In just a few days, however, this unbelievable series of events – Russia helping elect ‘their man’ president of the United States – will no longer matter.
Trump has managed to break the news cycle – each outrage is only news until the next outrage, and none of it seems to sink in. This report will be news for a few days, until next Monday. On Monday, six of Trump’s cabinet nominees will have confirmation hearings in the Senate, and Trump will (finally) hold a press conference on his numerous business conflicts of interest. This will all be news for a few days, until Trump does something else awful. The media is being force-fed so much news, so much scandal and lies to dig into that they simply cannot deal with it all. It’s incredibly frustrating to have to watch this happen, and not know what to do about it. What’s the point of all the outrage if no one’s listening?

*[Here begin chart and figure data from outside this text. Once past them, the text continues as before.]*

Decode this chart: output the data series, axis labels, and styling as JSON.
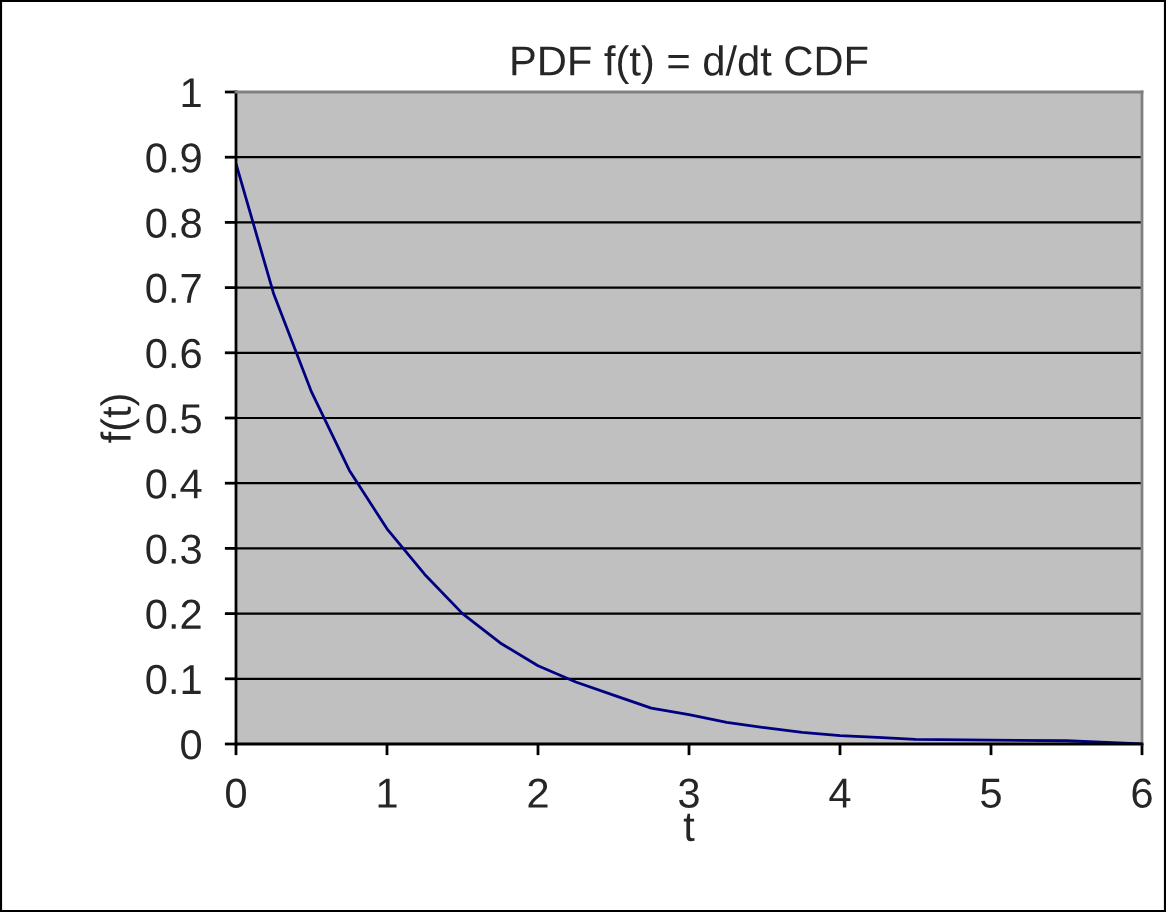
{
  "chart_data": {
    "type": "line",
    "title": "PDF f(t) = d/dt CDF",
    "xlabel": "t",
    "ylabel": "f(t)",
    "x": [
      0,
      0.25,
      0.5,
      0.75,
      1,
      1.25,
      1.5,
      1.75,
      2,
      2.25,
      2.5,
      2.75,
      3,
      3.25,
      3.5,
      3.75,
      4,
      4.25,
      4.5,
      5,
      5.5,
      6
    ],
    "series": [
      {
        "color": "#000080",
        "values": [
          0.89,
          0.69,
          0.54,
          0.42,
          0.33,
          0.26,
          0.2,
          0.155,
          0.12,
          0.095,
          0.075,
          0.055,
          0.045,
          0.033,
          0.025,
          0.018,
          0.013,
          0.01,
          0.007,
          0.006,
          0.005,
          0
        ]
      }
    ],
    "xlim": [
      0,
      6
    ],
    "xticks": [
      0,
      1,
      2,
      3,
      4,
      5,
      6
    ],
    "ylim": [
      0,
      1
    ],
    "yticks": [
      0,
      0.1,
      0.2,
      0.3,
      0.4,
      0.5,
      0.6,
      0.7,
      0.8,
      0.9,
      1
    ],
    "grid": "y",
    "legend": false,
    "marker": "none",
    "line_style": "solid"
  }
}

And that’s the thing the media has to deal with – who is listening? The populist right, the supporters of Trump, Wilders, Le Pen, Farage, and all the rest, have tuned out. They don’t trust the mainstream media to provide them with facts, and instead get their (fake) news from Facebook. How are you supposed to debate with someone who legitimately believes Hillary Clinton is a murderer? More worryingly, the ‘anti-imperialist’ left have a similar issue. Distrust of Western governments has led them to throw the baby out with the bathwater, losing all faith in Western institutions and experts as a whole. The prime example of this is Wikileaks, which has somehow gone from exposing US war crimes in Iraq to helping an authoritarian government pick sides in an election. But it’s also something I’ve noted at my (very progressive) university studies. The critical thought that’s so vital to academia can quickly turn into the belief that nothing is really true.

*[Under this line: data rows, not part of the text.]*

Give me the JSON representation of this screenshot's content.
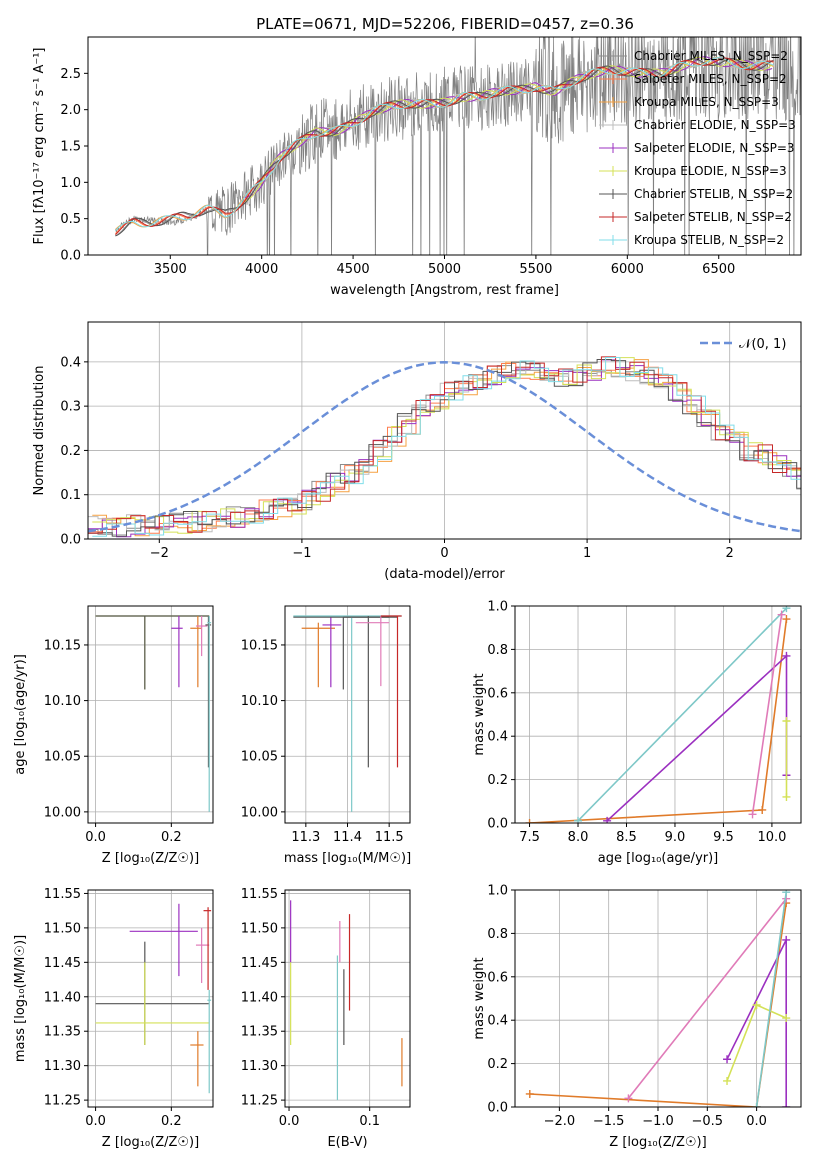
{
  "figure_title": "PLATE=0671, MJD=52206, FIBERID=0457, z=0.36",
  "colors": {
    "chabrier_miles": "#8c8c8c",
    "salpeter_miles": "#ff7f50",
    "kroupa_miles": "#f5a142",
    "chabrier_elodie": "#bdbdbd",
    "salpeter_elodie": "#9b30c0",
    "kroupa_elodie": "#d4e157",
    "chabrier_stelib": "#555555",
    "salpeter_stelib": "#c62828",
    "kroupa_stelib": "#80deea",
    "normal": "#6a8fd8",
    "orange": "#e07b2a",
    "purple": "#9b30c0",
    "lime": "#d4e157",
    "teal": "#7ec8c8",
    "pink": "#e07bb8",
    "grid": "#b0b0b0",
    "data": "#808080"
  },
  "chart_data": [
    {
      "id": "spectrum",
      "type": "line",
      "title": "PLATE=0671, MJD=52206, FIBERID=0457, z=0.36",
      "xlabel": "wavelength [Angstrom, rest frame]",
      "ylabel": "Flux [fλ10⁻¹⁷ erg cm⁻² s⁻¹ A⁻¹]",
      "xlim": [
        3050,
        6950
      ],
      "ylim": [
        0,
        3.0
      ],
      "xticks": [
        3500,
        4000,
        4500,
        5000,
        5500,
        6000,
        6500
      ],
      "yticks": [
        0.0,
        0.5,
        1.0,
        1.5,
        2.0,
        2.5
      ],
      "grid": false,
      "legend_position": "top-right",
      "legend": [
        "Chabrier MILES, N_SSP=2",
        "Salpeter MILES, N_SSP=2",
        "Kroupa MILES, N_SSP=3",
        "Chabrier ELODIE, N_SSP=3",
        "Salpeter ELODIE, N_SSP=3",
        "Kroupa ELODIE, N_SSP=3",
        "Chabrier STELIB, N_SSP=2",
        "Salpeter STELIB, N_SSP=2",
        "Kroupa STELIB, N_SSP=2"
      ],
      "continuum": {
        "x": [
          3200,
          3300,
          3400,
          3500,
          3600,
          3700,
          3800,
          3900,
          4000,
          4100,
          4200,
          4300,
          4400,
          4500,
          4600,
          4700,
          4800,
          4900,
          5000,
          5100,
          5200,
          5300,
          5400,
          5500,
          5600,
          5700,
          5800,
          5900,
          6000,
          6100,
          6200,
          6300,
          6400,
          6500,
          6600,
          6700
        ],
        "y": [
          0.35,
          0.5,
          0.47,
          0.45,
          0.5,
          0.62,
          0.6,
          0.8,
          1.0,
          1.3,
          1.5,
          1.7,
          1.75,
          1.85,
          1.95,
          2.0,
          2.05,
          2.1,
          2.15,
          2.2,
          2.15,
          2.2,
          2.25,
          2.35,
          2.3,
          2.4,
          2.45,
          2.5,
          2.52,
          2.55,
          2.55,
          2.6,
          2.62,
          2.62,
          2.65,
          2.65
        ]
      }
    },
    {
      "id": "residuals",
      "type": "histogram",
      "xlabel": "(data-model)/error",
      "ylabel": "Normed distribution",
      "xlim": [
        -2.5,
        2.5
      ],
      "ylim": [
        0,
        0.49
      ],
      "xticks": [
        -2,
        -1,
        0,
        1,
        2
      ],
      "yticks": [
        0.0,
        0.1,
        0.2,
        0.3,
        0.4
      ],
      "grid": true,
      "legend_position": "top-right",
      "legend": [
        "𝒩(0, 1)"
      ],
      "bin_width": 0.1,
      "hist_profile": [
        0.03,
        0.025,
        0.025,
        0.03,
        0.03,
        0.035,
        0.035,
        0.04,
        0.04,
        0.045,
        0.05,
        0.06,
        0.065,
        0.07,
        0.08,
        0.09,
        0.11,
        0.13,
        0.15,
        0.17,
        0.2,
        0.23,
        0.26,
        0.29,
        0.31,
        0.33,
        0.35,
        0.36,
        0.37,
        0.38,
        0.38,
        0.38,
        0.37,
        0.37,
        0.37,
        0.38,
        0.39,
        0.39,
        0.38,
        0.37,
        0.35,
        0.33,
        0.3,
        0.27,
        0.24,
        0.22,
        0.2,
        0.19,
        0.17,
        0.15,
        0.13,
        0.12,
        0.1,
        0.09,
        0.08,
        0.07,
        0.065,
        0.06,
        0.055,
        0.05
      ]
    },
    {
      "id": "age_vs_Z",
      "type": "errorbar",
      "xlabel": "Z [log₁₀(Z/Z☉)]",
      "ylabel": "age  [log₁₀(age/yr)]",
      "xlim": [
        -0.02,
        0.31
      ],
      "ylim": [
        9.99,
        10.185
      ],
      "xticks": [
        0.0,
        0.2
      ],
      "yticks": [
        10.0,
        10.05,
        10.1,
        10.15
      ],
      "grid": true,
      "errorbars": [
        {
          "x": 0.13,
          "y": 10.176,
          "x0": 0.0,
          "x1": 0.3,
          "y0": 10.11,
          "y1": 10.176,
          "c": "lime"
        },
        {
          "x": 0.13,
          "y": 10.176,
          "x0": 0.0,
          "x1": 0.3,
          "y0": 10.11,
          "y1": 10.176,
          "c": "chabrier_stelib"
        },
        {
          "x": 0.22,
          "y": 10.165,
          "x0": 0.2,
          "x1": 0.23,
          "y0": 10.112,
          "y1": 10.176,
          "c": "purple"
        },
        {
          "x": 0.27,
          "y": 10.165,
          "x0": 0.25,
          "x1": 0.28,
          "y0": 10.112,
          "y1": 10.176,
          "c": "orange"
        },
        {
          "x": 0.28,
          "y": 10.167,
          "x0": 0.265,
          "x1": 0.295,
          "y0": 10.14,
          "y1": 10.176,
          "c": "pink"
        },
        {
          "x": 0.298,
          "y": 10.168,
          "x0": 0.29,
          "x1": 0.305,
          "y0": 10.04,
          "y1": 10.176,
          "c": "chabrier_stelib"
        },
        {
          "x": 0.3,
          "y": 10.17,
          "x0": 0.295,
          "x1": 0.305,
          "y0": 10.0,
          "y1": 10.176,
          "c": "teal"
        }
      ]
    },
    {
      "id": "age_vs_mass",
      "type": "errorbar",
      "xlabel": "mass [log₁₀(M/M☉)]",
      "ylabel": "",
      "xlim": [
        11.25,
        11.55
      ],
      "ylim": [
        9.99,
        10.185
      ],
      "xticks": [
        11.3,
        11.4,
        11.5
      ],
      "yticks": [
        10.0,
        10.05,
        10.1,
        10.15
      ],
      "grid": true,
      "errorbars": [
        {
          "x": 11.33,
          "y": 10.165,
          "x0": 11.29,
          "x1": 11.37,
          "y0": 10.112,
          "y1": 10.17,
          "c": "orange"
        },
        {
          "x": 11.36,
          "y": 10.168,
          "x0": 11.34,
          "x1": 11.385,
          "y0": 10.112,
          "y1": 10.175,
          "c": "purple"
        },
        {
          "x": 11.39,
          "y": 10.175,
          "x0": 11.27,
          "x1": 11.52,
          "y0": 10.11,
          "y1": 10.176,
          "c": "chabrier_stelib"
        },
        {
          "x": 11.41,
          "y": 10.176,
          "x0": 11.27,
          "x1": 11.53,
          "y0": 10.0,
          "y1": 10.176,
          "c": "teal"
        },
        {
          "x": 11.45,
          "y": 10.175,
          "x0": 11.39,
          "x1": 11.5,
          "y0": 10.04,
          "y1": 10.176,
          "c": "chabrier_stelib"
        },
        {
          "x": 11.48,
          "y": 10.17,
          "x0": 11.42,
          "x1": 11.5,
          "y0": 10.113,
          "y1": 10.176,
          "c": "pink"
        },
        {
          "x": 11.52,
          "y": 10.176,
          "x0": 11.48,
          "x1": 11.53,
          "y0": 10.04,
          "y1": 10.176,
          "c": "salpeter_stelib"
        }
      ]
    },
    {
      "id": "weight_vs_age",
      "type": "line",
      "xlabel": "age  [log₁₀(age/yr)]",
      "ylabel": "mass weight",
      "xlim": [
        7.35,
        10.3
      ],
      "ylim": [
        0,
        1.0
      ],
      "xticks": [
        7.5,
        8.0,
        8.5,
        9.0,
        9.5,
        10.0
      ],
      "yticks": [
        0.0,
        0.2,
        0.4,
        0.6,
        0.8,
        1.0
      ],
      "grid": true,
      "series": [
        {
          "x": [
            7.5,
            9.9,
            10.15
          ],
          "y": [
            0.0,
            0.06,
            0.94
          ],
          "c": "orange"
        },
        {
          "x": [
            8.3,
            10.15,
            10.15
          ],
          "y": [
            0.01,
            0.77,
            0.22
          ],
          "c": "purple"
        },
        {
          "x": [
            8.0,
            10.15
          ],
          "y": [
            0.01,
            0.99
          ],
          "c": "teal"
        },
        {
          "x": [
            9.8,
            10.1
          ],
          "y": [
            0.04,
            0.96
          ],
          "c": "pink"
        },
        {
          "x": [
            10.15,
            10.15
          ],
          "y": [
            0.12,
            0.47
          ],
          "c": "lime"
        }
      ]
    },
    {
      "id": "mass_vs_Z",
      "type": "errorbar",
      "xlabel": "Z [log₁₀(Z/Z☉)]",
      "ylabel": "mass [log₁₀(M/M☉)]",
      "xlim": [
        -0.02,
        0.31
      ],
      "ylim": [
        11.24,
        11.555
      ],
      "xticks": [
        0.0,
        0.2
      ],
      "yticks": [
        11.25,
        11.3,
        11.35,
        11.4,
        11.45,
        11.5,
        11.55
      ],
      "grid": true,
      "errorbars": [
        {
          "x": 0.13,
          "y": 11.39,
          "x0": 0.0,
          "x1": 0.3,
          "y0": 11.33,
          "y1": 11.48,
          "c": "chabrier_stelib"
        },
        {
          "x": 0.13,
          "y": 11.362,
          "x0": 0.0,
          "x1": 0.3,
          "y0": 11.33,
          "y1": 11.45,
          "c": "lime"
        },
        {
          "x": 0.22,
          "y": 11.495,
          "x0": 0.09,
          "x1": 0.27,
          "y0": 11.43,
          "y1": 11.535,
          "c": "purple"
        },
        {
          "x": 0.27,
          "y": 11.33,
          "x0": 0.25,
          "x1": 0.285,
          "y0": 11.27,
          "y1": 11.35,
          "c": "orange"
        },
        {
          "x": 0.28,
          "y": 11.475,
          "x0": 0.265,
          "x1": 0.3,
          "y0": 11.42,
          "y1": 11.5,
          "c": "pink"
        },
        {
          "x": 0.297,
          "y": 11.525,
          "x0": 0.285,
          "x1": 0.305,
          "y0": 11.41,
          "y1": 11.53,
          "c": "salpeter_stelib"
        },
        {
          "x": 0.3,
          "y": 11.395,
          "x0": 0.295,
          "x1": 0.305,
          "y0": 11.26,
          "y1": 11.41,
          "c": "teal"
        }
      ]
    },
    {
      "id": "mass_vs_ebv",
      "type": "errorbar",
      "xlabel": "E(B-V)",
      "ylabel": "",
      "xlim": [
        -0.005,
        0.15
      ],
      "ylim": [
        11.24,
        11.555
      ],
      "xticks": [
        0.0,
        0.1
      ],
      "yticks": [
        11.25,
        11.3,
        11.35,
        11.4,
        11.45,
        11.5,
        11.55
      ],
      "grid": true,
      "errorbars": [
        {
          "x": 0.002,
          "y": 11.5,
          "x0": 0.002,
          "x1": 0.002,
          "y0": 11.45,
          "y1": 11.54,
          "c": "purple"
        },
        {
          "x": 0.002,
          "y": 11.38,
          "x0": 0.002,
          "x1": 0.002,
          "y0": 11.33,
          "y1": 11.45,
          "c": "lime"
        },
        {
          "x": 0.06,
          "y": 11.4,
          "x0": 0.06,
          "x1": 0.06,
          "y0": 11.25,
          "y1": 11.46,
          "c": "teal"
        },
        {
          "x": 0.063,
          "y": 11.47,
          "x0": 0.063,
          "x1": 0.063,
          "y0": 11.45,
          "y1": 11.51,
          "c": "pink"
        },
        {
          "x": 0.068,
          "y": 11.39,
          "x0": 0.068,
          "x1": 0.068,
          "y0": 11.33,
          "y1": 11.44,
          "c": "chabrier_stelib"
        },
        {
          "x": 0.075,
          "y": 11.45,
          "x0": 0.075,
          "x1": 0.075,
          "y0": 11.38,
          "y1": 11.52,
          "c": "salpeter_stelib"
        },
        {
          "x": 0.14,
          "y": 11.3,
          "x0": 0.14,
          "x1": 0.14,
          "y0": 11.27,
          "y1": 11.34,
          "c": "orange"
        }
      ]
    },
    {
      "id": "weight_vs_Z",
      "type": "line",
      "xlabel": "Z [log₁₀(Z/Z☉)]",
      "ylabel": "mass weight",
      "xlim": [
        -2.45,
        0.45
      ],
      "ylim": [
        0,
        1.0
      ],
      "xticks": [
        -2.0,
        -1.5,
        -1.0,
        -0.5,
        0.0
      ],
      "yticks": [
        0.0,
        0.2,
        0.4,
        0.6,
        0.8,
        1.0
      ],
      "grid": true,
      "series": [
        {
          "x": [
            -2.3,
            0.0,
            0.3
          ],
          "y": [
            0.06,
            0.0,
            0.94
          ],
          "c": "orange"
        },
        {
          "x": [
            -1.3,
            0.3
          ],
          "y": [
            0.04,
            0.96
          ],
          "c": "pink"
        },
        {
          "x": [
            -0.3,
            0.3,
            0.3
          ],
          "y": [
            0.22,
            0.77,
            0.0
          ],
          "c": "purple"
        },
        {
          "x": [
            -0.3,
            0.0,
            0.3
          ],
          "y": [
            0.12,
            0.47,
            0.41
          ],
          "c": "lime"
        },
        {
          "x": [
            0.0,
            0.3
          ],
          "y": [
            0.0,
            0.99
          ],
          "c": "teal"
        }
      ]
    }
  ]
}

Where does this leave the discussions and arguments that are vital to liberal democracies? If we’re reduced to debating what is true and what isn’t, how do we get to what should be done and what shouldn’t? Just look at the President-elect’s Twitter – a continuous mix of lies, half-truths and unfounded accusations. How do you respond to that if we can’t even agree on what the truth is? In 15 days the President of the United States will be a man who embodies the death of truth. What will this do to American democracy and by extension European democracy?
These aren’t new observations, but it is something I find incredibly frustrating. As someone working with a student organisation dedicated to debate and diplomacy, who intends to work in think tanks or foreign policy, this is not exactly an encouraging picture. All of us need to think about how we talk with people we disagree with, and how to create real debate on the issues that affect us. But as for how to do so in what seems to be (hopefully temporarily) a post-truth era – I’m not yet sure where to start.